Story anonymously submitted by Cass H. and published by Mark Perlman
What it was like
When I was growing up, I wanted to be a police officer. As I got a little bit older, I changed my mind and wanted to work with children, maybe as a school teacher. When I reached the age of 16, I decided what I really wanted to do was write; whether it was to be a famous novelist or write for a newspaper, I knew that was exactly what I wanted to be when I grew up. As I moved forward from an outstanding high schooler to a tuition-paying collegiate student, I assumed I was just like everyone else. I did my share of partying, drinking and smoking weed – it was 2006, who wasn’t doing these things? It wasn’t until the overwhelming college experience brought me back home to my old stomping grounds that I realized I wasn’t average and all of my dreams were slowly going to crumble away.

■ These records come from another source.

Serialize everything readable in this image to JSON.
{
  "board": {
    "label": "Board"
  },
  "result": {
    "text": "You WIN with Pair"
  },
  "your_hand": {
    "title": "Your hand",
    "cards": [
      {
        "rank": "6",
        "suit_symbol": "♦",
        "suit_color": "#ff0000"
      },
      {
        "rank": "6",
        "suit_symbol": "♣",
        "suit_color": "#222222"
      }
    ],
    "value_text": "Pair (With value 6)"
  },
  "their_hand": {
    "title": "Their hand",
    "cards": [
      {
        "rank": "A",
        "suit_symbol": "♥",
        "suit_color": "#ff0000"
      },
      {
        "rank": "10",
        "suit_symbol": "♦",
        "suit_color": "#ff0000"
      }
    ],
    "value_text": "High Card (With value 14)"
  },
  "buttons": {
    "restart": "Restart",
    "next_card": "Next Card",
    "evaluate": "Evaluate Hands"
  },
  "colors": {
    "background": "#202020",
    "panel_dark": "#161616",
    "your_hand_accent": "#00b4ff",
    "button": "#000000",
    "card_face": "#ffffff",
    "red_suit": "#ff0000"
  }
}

It wasn’t long before my days of marijuana smoking and drinking caught up to me, catching my first drinking and driving arrest around the age of 18. While the experience was expensive, I played the game, went to the sobriety classes, attended meetings and took the tests to get through the mess I had gotten myself into. Since I wasn’t able to drink or smoke, I decided to find ways around their rules by taking prescription drugs on a regular basis. I always held down a job so I was able to support my pill habit until my probation had finally ended when I had decided to embrace my freedom and venture into whatever else I could get my hands on.
I was forced to attend NA and AA meetings, so I had made quite a few friends in the program that I still visited regularly, despite still using drugs and alcohol during my visits. Close friends knew what I was doing and tried their damndest to talk me off the ledge but to no avail, had failed. After having received enough grief from my friends in the fellowship, I went off to do what I do best without their approval.
I started snorting heroin when I was about 21 years old. It was never dangerous in my eyes; it was my only true friend. Heroin was the epitome of what I had always wanted; something that never disappointed me and was always available for me. I found the playgrounds and the playmates who wouldn’t judge me for my drug use because they were in the same shoes as me. They were powerless over their addiction as well but we suffered in silence together. It didn’t matter how we got our money to support our habits but we always made sure that we had drugs everyday to satisfy our needs.
I became jobless. I became homeless. I had no vehicle; only a bicycle to get me to and from the houses I could buy drugs from. I slowly began to disappear from the lives of the people who used to mean the most to me. I went to rehab – only to try to please my close friends and family so that they would trust me again. I lasted about seven days before I left and decided that getting sober wasn’t for me.
Some days, I don’t know how I survived the next couple of years. It was an on and off battle of trying to get sober and failing. It wasn’t until I decided to move out of state for a little over a year that I finally got myself clean and sober. I had gotten into a relationship with someone and had my first child, so about 8 months after leaving, I had returned back to my home state to raise my daughter around her family.
I left my daughter’s dad and stayed sober for about six years. I had a great job and made a lot of money. I raised her well and mostly on my own. It wasn’t until an old friend contacted me on Facebook that my life slowly spiraled out of control once again. It wasn’t long before she and I were using again. I drove through my savings in a matter of weeks. I lost my apartment. I crashed my vehicle into a building. I almost lost my job and daughter. The problems that I had worked so hard to get away from had found me once again but the only person to blame was myself.
As addicts, we know what will happen if we choose to use when we are sober – the point of the program is knowing what to do to maintain that sobriety.
I knew what was going to happen when I went back to my old stomping grounds. I knew what was going to happen if I picked up that first drug. I knew the chaos that would ensue if I was to keep using. As addicts, we know what will happen if we choose to use when we are sober – the point of the program is knowing what to do to maintain that sobriety.
What it’s like now
Today, I am in recovery. I am a full-time student in college again. I am a mother of two children of my own and soon to be married with two more children to call my own. Today, I don’t need drugs or alcohol to live a full and happy life. I have made many mistakes in my life. I have done many things that I can’t take back. I have experienced many heartaches, many losses and many turbulent times – but here I am living my life to the fullest.
Over the course of 8 years, I have seen 13 of my old friends pass away from their addiction. I know what happens when I choose to use drugs and alcohol so today, I choose to stay sober. The program of NA and AA gave me many tools to use in my everyday life. Working the program not only helped me stay sober yet again, but it helped me figure out what my flaws and defects were that made me want to use drugs. I made amends the first time I got sober, then the second time, I made amends again. Relapse may be a part of recovery, but it doesn’t have to be.
Today, I am grateful. I am grateful for my sobriety and the life that I live. My worst day sober will always be better than my best day high. I share my story and my experiences with others in hopes that I can somehow show those seeking recovery that it is possible and it does get better. Today, I am more than just an addict in recovery; I am a living example of what sobriety can give to you if you choose to recover from your addiction.